Mechthild- - eine "lebensmuntere" Fürstin hält in Böblingen Hof
Im Mittelalter war Böblingen ein kleines, von der Landwirtschaft geprägtes Städtchen. Kurz nach Ende des Mittelalters, um 1525 hatte es vielleicht gerade einmal 600 bis 700 Einwohner. Doch von 1450 bis 1452 beherbergte das beschauliche Landstädtchen innerhalb seiner Mauern eine illustre Bewohnerin von höchstem Adel. Es handelte sich um Mechthild, die Witwe des Grafen Ludwig I. von Württemberg.
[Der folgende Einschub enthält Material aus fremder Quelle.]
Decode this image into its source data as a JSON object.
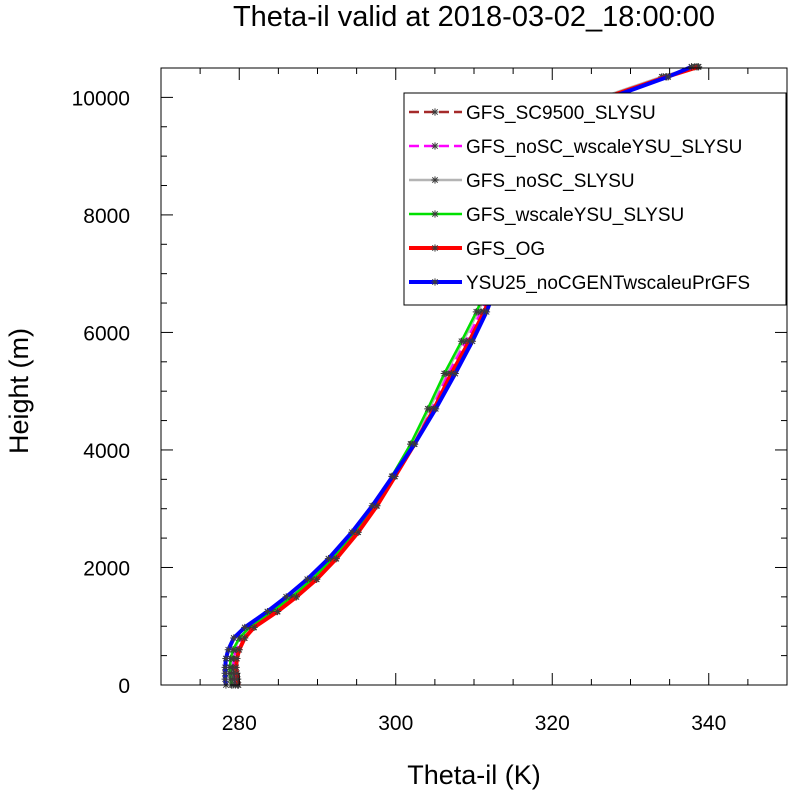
{
  "chart_data": {
    "type": "line",
    "title": "Theta-il valid at 2018-03-02_18:00:00",
    "xlabel": "Theta-il (K)",
    "ylabel": "Height (m)",
    "xlim": [
      270,
      350
    ],
    "ylim": [
      0,
      10500
    ],
    "xticks": [
      280,
      300,
      320,
      340
    ],
    "yticks": [
      0,
      2000,
      4000,
      6000,
      8000,
      10000
    ],
    "legend_position": "top-right",
    "grid": false,
    "series": [
      {
        "name": "GFS_SC9500_SLYSU",
        "color": "#a52a2a",
        "dash": "dashed",
        "marker": "asterisk",
        "points": [
          [
            279.8,
            0
          ],
          [
            279.7,
            100
          ],
          [
            279.6,
            200
          ],
          [
            279.5,
            300
          ],
          [
            279.6,
            450
          ],
          [
            279.9,
            600
          ],
          [
            280.6,
            800
          ],
          [
            281.8,
            980
          ],
          [
            284.8,
            1250
          ],
          [
            287.2,
            1500
          ],
          [
            289.8,
            1800
          ],
          [
            292.3,
            2150
          ],
          [
            295.1,
            2600
          ],
          [
            297.5,
            3050
          ],
          [
            299.8,
            3550
          ],
          [
            302.3,
            4100
          ],
          [
            304.8,
            4700
          ],
          [
            307.0,
            5300
          ],
          [
            309.3,
            5850
          ],
          [
            311.2,
            6350
          ],
          [
            312.8,
            6850
          ],
          [
            314.0,
            7350
          ],
          [
            315.3,
            7800
          ],
          [
            316.3,
            8200
          ],
          [
            317.1,
            8600
          ],
          [
            317.6,
            8950
          ],
          [
            318.3,
            9300
          ],
          [
            320.8,
            9600
          ],
          [
            326.8,
            10000
          ],
          [
            334.5,
            10350
          ],
          [
            338.6,
            10520
          ]
        ]
      },
      {
        "name": "GFS_noSC_wscaleYSU_SLYSU",
        "color": "#ff00ff",
        "dash": "dashed",
        "marker": "asterisk",
        "points": [
          [
            279.5,
            0
          ],
          [
            279.4,
            100
          ],
          [
            279.3,
            200
          ],
          [
            279.2,
            300
          ],
          [
            279.3,
            450
          ],
          [
            279.6,
            600
          ],
          [
            280.4,
            800
          ],
          [
            281.6,
            980
          ],
          [
            284.5,
            1250
          ],
          [
            287.0,
            1500
          ],
          [
            289.6,
            1800
          ],
          [
            292.1,
            2150
          ],
          [
            294.9,
            2600
          ],
          [
            297.3,
            3050
          ],
          [
            299.7,
            3550
          ],
          [
            302.1,
            4100
          ],
          [
            304.5,
            4700
          ],
          [
            306.7,
            5300
          ],
          [
            309.0,
            5850
          ],
          [
            310.9,
            6350
          ],
          [
            312.6,
            6850
          ],
          [
            313.9,
            7350
          ],
          [
            315.2,
            7800
          ],
          [
            316.2,
            8200
          ],
          [
            317.0,
            8600
          ],
          [
            317.5,
            8950
          ],
          [
            318.2,
            9300
          ],
          [
            320.7,
            9600
          ],
          [
            326.5,
            10000
          ],
          [
            334.2,
            10350
          ],
          [
            338.4,
            10520
          ]
        ]
      },
      {
        "name": "GFS_noSC_SLYSU",
        "color": "#b4b4b4",
        "dash": "solid",
        "marker": "asterisk",
        "points": [
          [
            279.2,
            0
          ],
          [
            279.1,
            100
          ],
          [
            279.0,
            200
          ],
          [
            278.9,
            300
          ],
          [
            279.0,
            450
          ],
          [
            279.3,
            600
          ],
          [
            280.1,
            800
          ],
          [
            281.4,
            980
          ],
          [
            284.3,
            1250
          ],
          [
            286.8,
            1500
          ],
          [
            289.4,
            1800
          ],
          [
            292.0,
            2150
          ],
          [
            294.8,
            2600
          ],
          [
            297.3,
            3050
          ],
          [
            299.6,
            3550
          ],
          [
            302.0,
            4100
          ],
          [
            304.3,
            4700
          ],
          [
            306.4,
            5300
          ],
          [
            308.6,
            5850
          ],
          [
            310.5,
            6350
          ],
          [
            312.2,
            6850
          ],
          [
            313.6,
            7350
          ],
          [
            315.0,
            7800
          ],
          [
            316.1,
            8200
          ],
          [
            316.9,
            8600
          ],
          [
            317.4,
            8950
          ],
          [
            318.1,
            9300
          ],
          [
            320.6,
            9600
          ],
          [
            326.3,
            10000
          ],
          [
            334.0,
            10350
          ],
          [
            338.2,
            10520
          ]
        ]
      },
      {
        "name": "GFS_wscaleYSU_SLYSU",
        "color": "#00e000",
        "dash": "solid",
        "marker": "asterisk",
        "points": [
          [
            279.0,
            0
          ],
          [
            278.9,
            100
          ],
          [
            278.8,
            200
          ],
          [
            278.8,
            300
          ],
          [
            278.9,
            450
          ],
          [
            279.2,
            600
          ],
          [
            280.0,
            800
          ],
          [
            281.3,
            980
          ],
          [
            284.2,
            1250
          ],
          [
            286.7,
            1500
          ],
          [
            289.3,
            1800
          ],
          [
            291.9,
            2150
          ],
          [
            294.7,
            2600
          ],
          [
            297.2,
            3050
          ],
          [
            299.5,
            3550
          ],
          [
            301.9,
            4100
          ],
          [
            304.1,
            4700
          ],
          [
            306.2,
            5300
          ],
          [
            308.4,
            5850
          ],
          [
            310.3,
            6350
          ],
          [
            312.0,
            6850
          ],
          [
            313.5,
            7350
          ],
          [
            314.9,
            7800
          ],
          [
            316.0,
            8200
          ],
          [
            316.8,
            8600
          ],
          [
            317.4,
            8950
          ],
          [
            318.1,
            9300
          ],
          [
            321.5,
            9600
          ],
          [
            327.5,
            10000
          ],
          [
            334.8,
            10350
          ],
          [
            337.8,
            10520
          ]
        ]
      },
      {
        "name": "GFS_OG",
        "color": "#ff0000",
        "dash": "solid",
        "marker": "asterisk",
        "points": [
          [
            279.9,
            0
          ],
          [
            279.8,
            100
          ],
          [
            279.7,
            200
          ],
          [
            279.6,
            300
          ],
          [
            279.7,
            450
          ],
          [
            280.0,
            600
          ],
          [
            280.7,
            800
          ],
          [
            281.9,
            980
          ],
          [
            284.9,
            1250
          ],
          [
            287.3,
            1500
          ],
          [
            289.9,
            1800
          ],
          [
            292.4,
            2150
          ],
          [
            295.2,
            2600
          ],
          [
            297.6,
            3050
          ],
          [
            299.9,
            3550
          ],
          [
            302.4,
            4100
          ],
          [
            304.9,
            4700
          ],
          [
            307.1,
            5300
          ],
          [
            309.4,
            5850
          ],
          [
            311.3,
            6350
          ],
          [
            312.9,
            6850
          ],
          [
            314.1,
            7350
          ],
          [
            315.4,
            7800
          ],
          [
            316.4,
            8200
          ],
          [
            317.2,
            8600
          ],
          [
            317.7,
            8950
          ],
          [
            318.4,
            9300
          ],
          [
            320.9,
            9600
          ],
          [
            326.9,
            10000
          ],
          [
            334.6,
            10350
          ],
          [
            338.7,
            10520
          ]
        ]
      },
      {
        "name": "YSU25_noCGENTwscaleuPrGFS",
        "color": "#0000ff",
        "dash": "solid",
        "marker": "asterisk",
        "points": [
          [
            278.3,
            0
          ],
          [
            278.2,
            100
          ],
          [
            278.2,
            200
          ],
          [
            278.2,
            300
          ],
          [
            278.3,
            450
          ],
          [
            278.6,
            600
          ],
          [
            279.3,
            800
          ],
          [
            280.7,
            980
          ],
          [
            283.6,
            1250
          ],
          [
            286.0,
            1500
          ],
          [
            288.7,
            1800
          ],
          [
            291.4,
            2150
          ],
          [
            294.4,
            2600
          ],
          [
            297.0,
            3050
          ],
          [
            299.6,
            3550
          ],
          [
            302.4,
            4100
          ],
          [
            305.1,
            4700
          ],
          [
            307.6,
            5300
          ],
          [
            309.8,
            5850
          ],
          [
            311.6,
            6350
          ],
          [
            313.0,
            6850
          ],
          [
            314.2,
            7350
          ],
          [
            315.3,
            7800
          ],
          [
            316.3,
            8200
          ],
          [
            317.1,
            8600
          ],
          [
            317.7,
            8950
          ],
          [
            318.6,
            9300
          ],
          [
            321.5,
            9600
          ],
          [
            327.5,
            10000
          ],
          [
            334.8,
            10350
          ],
          [
            337.8,
            10520
          ]
        ]
      }
    ]
  }
}
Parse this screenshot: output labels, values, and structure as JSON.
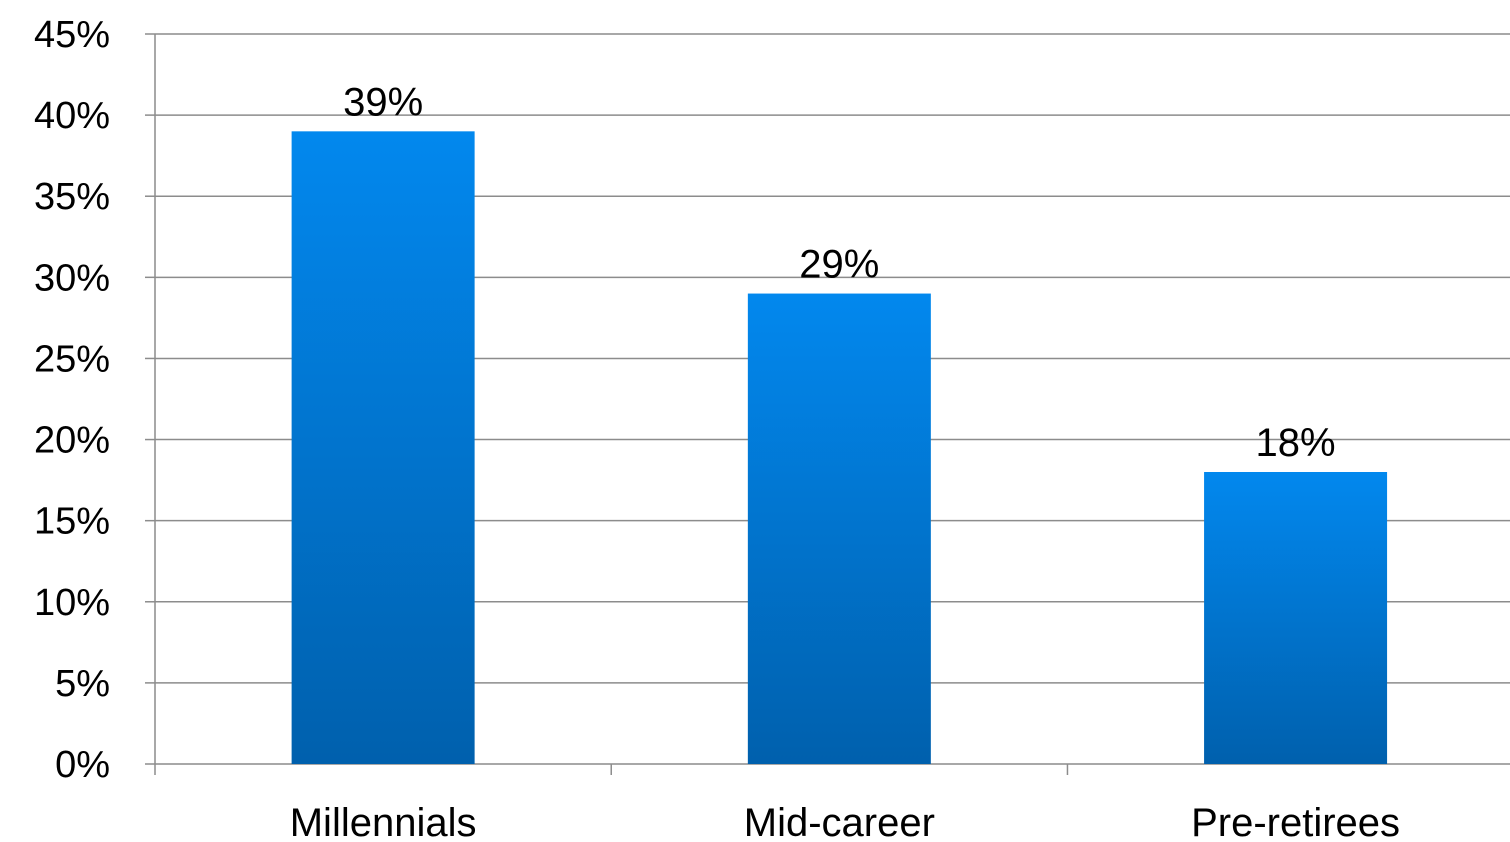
{
  "chart_data": {
    "type": "bar",
    "categories": [
      "Millennials",
      "Mid-career",
      "Pre-retirees"
    ],
    "values": [
      39,
      29,
      18
    ],
    "data_labels": [
      "39%",
      "29%",
      "18%"
    ],
    "y_ticks": [
      0,
      5,
      10,
      15,
      20,
      25,
      30,
      35,
      40,
      45
    ],
    "y_tick_labels": [
      "0%",
      "5%",
      "10%",
      "15%",
      "20%",
      "25%",
      "30%",
      "35%",
      "40%",
      "45%"
    ],
    "ylim": [
      0,
      45
    ],
    "grid": true,
    "legend": "none",
    "title": "",
    "xlabel": "",
    "ylabel": "",
    "colors": {
      "bar_top": "#0288ee",
      "bar_bottom": "#0060ad",
      "grid": "#8c8c8c",
      "axis": "#8c8c8c"
    }
  }
}
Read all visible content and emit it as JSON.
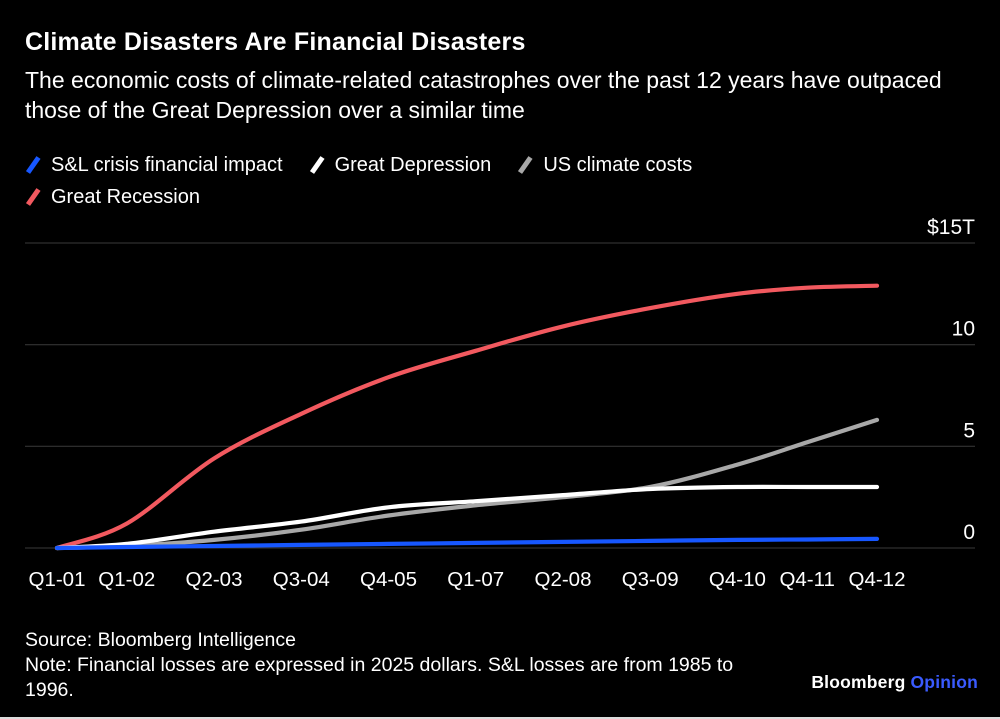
{
  "header": {
    "title": "Climate Disasters Are Financial Disasters",
    "subtitle": "The economic costs of climate-related catastrophes over the past 12 years have outpaced those of the Great Depression over a similar time"
  },
  "legend": [
    {
      "label": "S&L crisis financial impact",
      "color": "#1757ff"
    },
    {
      "label": "Great Depression",
      "color": "#ffffff"
    },
    {
      "label": "US climate costs",
      "color": "#a8a8a8"
    },
    {
      "label": "Great Recession",
      "color": "#f2595f"
    }
  ],
  "chart_data": {
    "type": "line",
    "title": "Climate Disasters Are Financial Disasters",
    "unit": "trillions of 2025 US dollars",
    "x_labels": [
      "Q1-01",
      "Q1-02",
      "Q2-03",
      "Q3-04",
      "Q4-05",
      "Q1-07",
      "Q2-08",
      "Q3-09",
      "Q4-10",
      "Q4-11",
      "Q4-12"
    ],
    "x_quarters": [
      0,
      4,
      9,
      14,
      19,
      24,
      29,
      34,
      39,
      43,
      47
    ],
    "y_ticks": [
      {
        "value": 15,
        "label": "$15T"
      },
      {
        "value": 10,
        "label": "10"
      },
      {
        "value": 5,
        "label": "5"
      },
      {
        "value": 0,
        "label": "0"
      }
    ],
    "ylim": [
      0,
      15
    ],
    "grid": true,
    "grid_color": "#3a3a3a",
    "text_color": "#ffffff",
    "legend_position": "top-left",
    "series": [
      {
        "name": "Great Recession",
        "color": "#f2595f",
        "values": [
          0,
          1.2,
          4.4,
          6.6,
          8.4,
          9.7,
          10.9,
          11.8,
          12.5,
          12.8,
          12.9
        ]
      },
      {
        "name": "US climate costs",
        "color": "#a8a8a8",
        "values": [
          0,
          0.1,
          0.4,
          0.9,
          1.6,
          2.1,
          2.5,
          3.0,
          4.1,
          5.2,
          6.3
        ]
      },
      {
        "name": "Great Depression",
        "color": "#ffffff",
        "values": [
          0,
          0.2,
          0.8,
          1.3,
          2.0,
          2.3,
          2.6,
          2.9,
          3.0,
          3.0,
          3.0
        ]
      },
      {
        "name": "S&L crisis financial impact",
        "color": "#1757ff",
        "values": [
          0,
          0.05,
          0.1,
          0.15,
          0.2,
          0.25,
          0.3,
          0.35,
          0.4,
          0.42,
          0.45
        ]
      }
    ]
  },
  "footer": {
    "source": "Source: Bloomberg Intelligence",
    "note": "Note: Financial losses are expressed in 2025 dollars. S&L losses are from 1985 to 1996.",
    "brand": {
      "first": "Bloomberg",
      "second": "Opinion",
      "second_color": "#3a5bff"
    }
  }
}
Mechthild wurde am 7. März 1419 in der damaligen pfälzischen Residenzstadt Heidelberg als Tochter des Pfalzgrafen Ludwig III. und seiner Frau Mechthild von Savoyen geboren. Noch im gleichen Jahr verlobte man sie mit dem achtjährigen Ludwig. Die zukünftigen Brautleute wurden – wie bei arrangierten Adelshochzeiten üblich – nicht nach ihrer Meinung gefragt. Im Oktober 1436 feierten die beiden eine prachtvolle Hochzeit. An dem aus diesem Anlass veranstalteten Turnier nahmen fast 300 Adlige aus dem süddeutschen Raum teil.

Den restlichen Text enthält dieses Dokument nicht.